Cross learning to motivate and spark interest in students

From a motivational point of view, cross-learning constitutes an interesting teaching methodology for educators because linking the curricular contents with others that are closer to and known to students is a way of awakening their attention and interest in learning.

Many curricular contents typical of a formal educational context can be better learned if they are “taken” out of the classroom. In other words, as proposed by cross-learning, many school subjects could be much more attractive if they are linked to practice.

Thus, there are everyday experiences that, in a cross-learning context, are considered learning opportunities, such as excursions to the open air and nature, visits to museums, theaters or exhibitions,  or participation in popular festivals.

In all these situations, students can interpret everyday realities that are more stimulating for them, in the light of the knowledge they learn in school.

The crossover learning and new technologies

In our days, new technologies have caused changes in the ways of teaching and learning. Thanks to them, learning options have been greatly developed and diversified, both in formal and more informal contexts.

With which, both inside and outside the classroom, technology plays a key role. The new virtual environments, teaching platforms and online education  have now become fundamental tools to enable and improve people’s training.

Children holding hands crossing a crosswalk.

So, it makes much more sense to bet on a cross-learning methodology, supported, in turn, by new technologies, to try to guarantee people, thus, a more comprehensive, complex and permanent training.

The need to connect knowledge and formal and informal educational contexts

In addition to the recognized need for regulated, formal and institutionalized education, at present, the importance of informal learning is almost indisputable, learning that occurs more naturally at any time and place and that, for many people and in many circumstances, they are more attractive and enthusiastic learnings.

In general, informal learning is more closely related to the environment, experience and practice of people.

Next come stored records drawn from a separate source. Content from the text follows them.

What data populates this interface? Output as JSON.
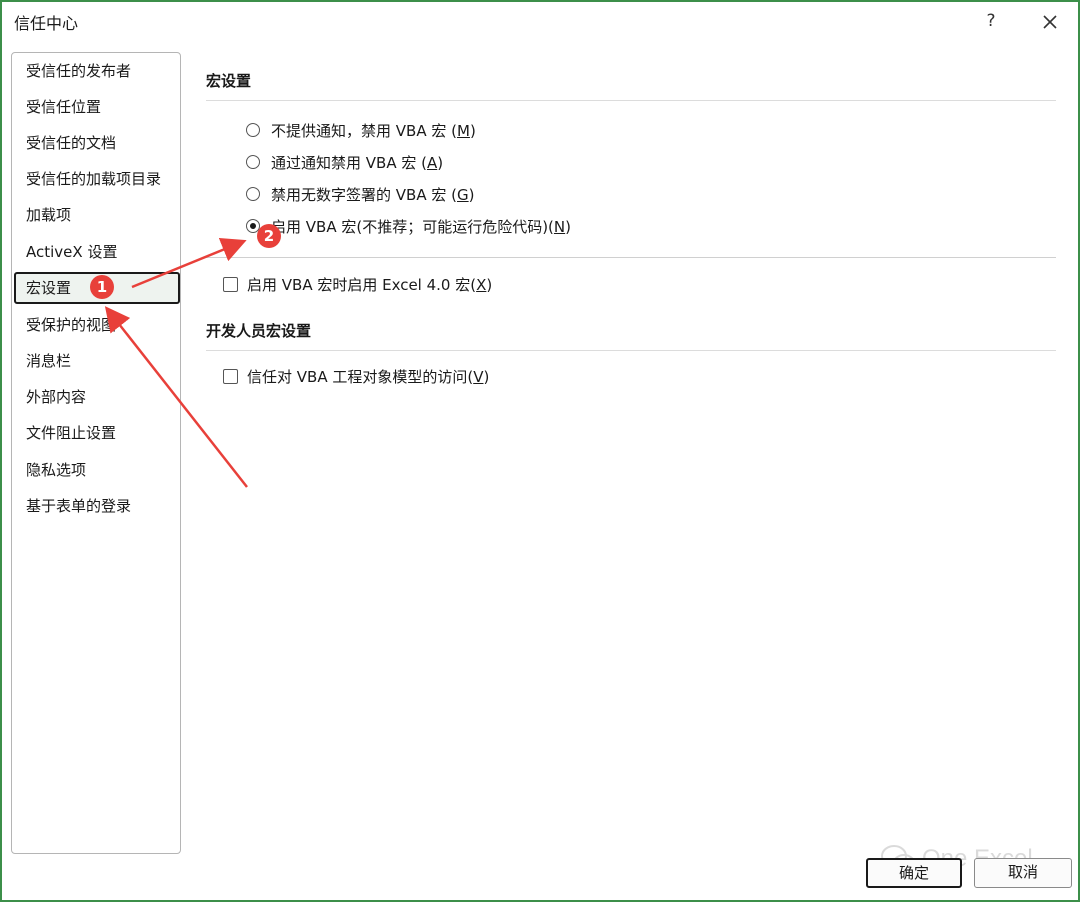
{
  "window": {
    "title": "信任中心",
    "help_label": "?"
  },
  "sidebar": {
    "items": [
      {
        "label": "受信任的发布者"
      },
      {
        "label": "受信任位置"
      },
      {
        "label": "受信任的文档"
      },
      {
        "label": "受信任的加载项目录"
      },
      {
        "label": "加载项"
      },
      {
        "label": "ActiveX 设置"
      },
      {
        "label": "宏设置",
        "selected": true
      },
      {
        "label": "受保护的视图"
      },
      {
        "label": "消息栏"
      },
      {
        "label": "外部内容"
      },
      {
        "label": "文件阻止设置"
      },
      {
        "label": "隐私选项"
      },
      {
        "label": "基于表单的登录"
      }
    ]
  },
  "macro_settings": {
    "header": "宏设置",
    "options": [
      {
        "label": "不提供通知，禁用 VBA 宏 (",
        "key": "M",
        "suffix": ")",
        "checked": false
      },
      {
        "label": "通过通知禁用 VBA 宏 (",
        "key": "A",
        "suffix": ")",
        "checked": false
      },
      {
        "label": "禁用无数字签署的 VBA 宏 (",
        "key": "G",
        "suffix": ")",
        "checked": false
      },
      {
        "label": "启用 VBA 宏(不推荐；可能运行危险代码)(",
        "key": "N",
        "suffix": ")",
        "checked": true
      }
    ],
    "excel4_checkbox": {
      "label": "启用 VBA 宏时启用 Excel 4.0 宏(",
      "key": "X",
      "suffix": ")",
      "checked": false
    }
  },
  "developer_settings": {
    "header": "开发人员宏设置",
    "vba_access_checkbox": {
      "label": "信任对 VBA 工程对象模型的访问(",
      "key": "V",
      "suffix": ")",
      "checked": false
    }
  },
  "buttons": {
    "ok": "确定",
    "cancel": "取消"
  },
  "watermark": {
    "text": "One Excel"
  },
  "annotations": {
    "badge_1": "1",
    "badge_2": "2",
    "color": "#e8403a"
  }
}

They respond, for the most part, to intrinsic motivations, tastes and very specific needs of the learner. And they are linked to various learning, knowledge and attitudinal and procedural content objectives.

In today’s society, it is important that both formal and informal education be considered in the training of people. Because, as cross-learning maintains, true training implies the appropriation of academic knowledge, but also of everyday knowledge.

With which, it is very important that what happens inside the classroom can intersect with what happens outside of it, in the day-to-day of life and vice versa.